Site Manager UI pods fail to start after helm install

Symptom: One or more site-manager-* pods are in Error or CrashLoopBackOff after Helm deployment.

Likely cause: The UI cannot reach the backend controller API, or the values file does not correctly reference the quorum cluster's controller endpoint.

Fix: Inspect the pod logs for connection errors:

kubectl --context=quorum logs -n site-manager -l app=site-manager --tail=50

Verify that the controller service is running on the quorum cluster and that the Helm values file points to the correct internal service name or external URL.


pgctl pg create returns an error about an unknown deployment

Symptom: Running pgctl pg create fails with a message indicating the deployment ID or name is not found.

Likely cause: The Deployment object was not successfully created, or pgctl is not pointing at the correct Site Manager endpoint.

Fix: First confirm the Deployment exists:

pgctl deployment list

If the deployment is absent, re-run pgctl deployment create with correct --primary-context, --dr-context, and --quorum-context flags matching your kubectl context names. If the list command itself errors, check that pgctl is configured to reach the Site Manager API (check your pgctl config file or environment variable for the endpoint URL).


Protection Group shows Degraded replication status

Symptom: The Protection Group is created successfully but the Site Manager UI or pgctl pg status reports Degraded instead of Healthy.

Likely cause: DRBD sync between primary and DR nodes has not completed, or a node is unreachable. This is common immediately after initial setup when initial full-sync is in progress.

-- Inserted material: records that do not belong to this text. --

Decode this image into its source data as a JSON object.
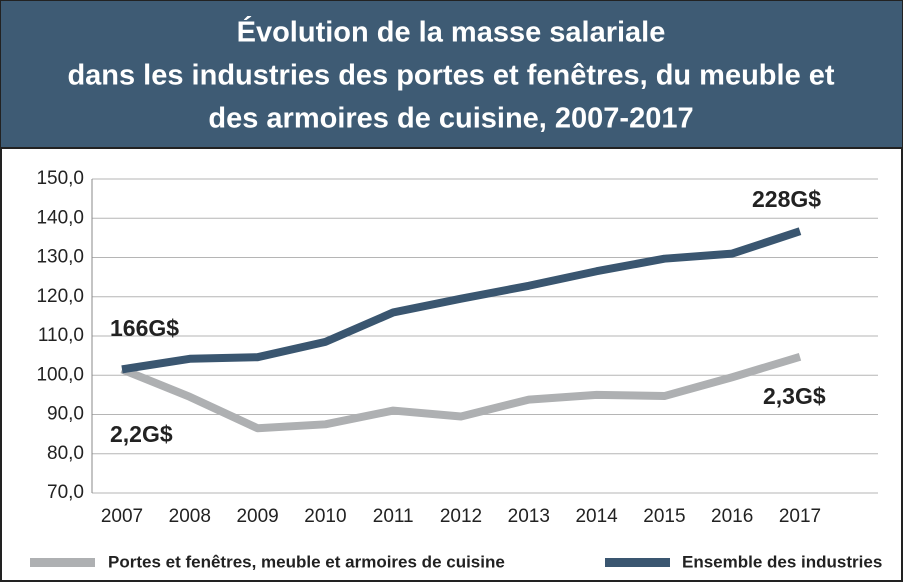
{
  "chart_data": {
    "type": "line",
    "title": [
      "Évolution de la masse salariale",
      "dans les industries des portes et fenêtres, du meuble et",
      "des armoires de cuisine, 2007-2017"
    ],
    "categories": [
      "2007",
      "2008",
      "2009",
      "2010",
      "2011",
      "2012",
      "2013",
      "2014",
      "2015",
      "2016",
      "2017"
    ],
    "series": [
      {
        "name": "Portes et fenêtres, meuble et armoires de cuisine",
        "color": "#aeb0b2",
        "values": [
          101.5,
          94.5,
          86.5,
          87.5,
          91,
          89.5,
          93.8,
          95,
          94.7,
          99.5,
          104.7
        ]
      },
      {
        "name": "Ensemble des industries",
        "color": "#3a5670",
        "values": [
          101.5,
          104.2,
          104.6,
          108.5,
          116,
          119.5,
          122.8,
          126.5,
          129.7,
          131,
          136.7
        ]
      }
    ],
    "annotations": [
      "166G$",
      "228G$",
      "2,2G$",
      "2,3G$"
    ],
    "ylim": [
      70,
      150
    ],
    "yticks": [
      {
        "value": 70,
        "label": "70,0"
      },
      {
        "value": 80,
        "label": "80,0"
      },
      {
        "value": 90,
        "label": "90,0"
      },
      {
        "value": 100,
        "label": "100,0"
      },
      {
        "value": 110,
        "label": "110,0"
      },
      {
        "value": 120,
        "label": "120,0"
      },
      {
        "value": 130,
        "label": "130,0"
      },
      {
        "value": 140,
        "label": "140,0"
      },
      {
        "value": 150,
        "label": "150,0"
      }
    ],
    "grid": true
  }
}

Fix: Allow time for initial sync to complete — large volumes may take minutes to hours. Check the replication lag:

curl -s "https://<site-manager-url>/api/deployments/<id>/replication-status?namespace=my-vm-namespace" \
  -H "Authorization: Bearer $TOKEN" | jq .lagSeconds

If lag is not decreasing, inspect DRBD status on the primary nodes directly and verify node-to-node connectivity between primary and DR cluster storage nodes.


Test failover status endpoint returns 404

Symptom: Polling /api/deployments/<id>/protection-groups/<pgName>/test-failover/status returns HTTP 404.

Likely cause: No test failover has been initiated for that Protection Group in that namespace, or the namespace query parameter does not match the namespace where the test failover was started.

Fix: Confirm you are passing the correct namespace query parameter — it defaults to default if omitted. Ensure the POST to initiate the test failover succeeded before polling status. If the test failover was cleaned up via DELETE, the status resource is removed and a new test failover must be initiated.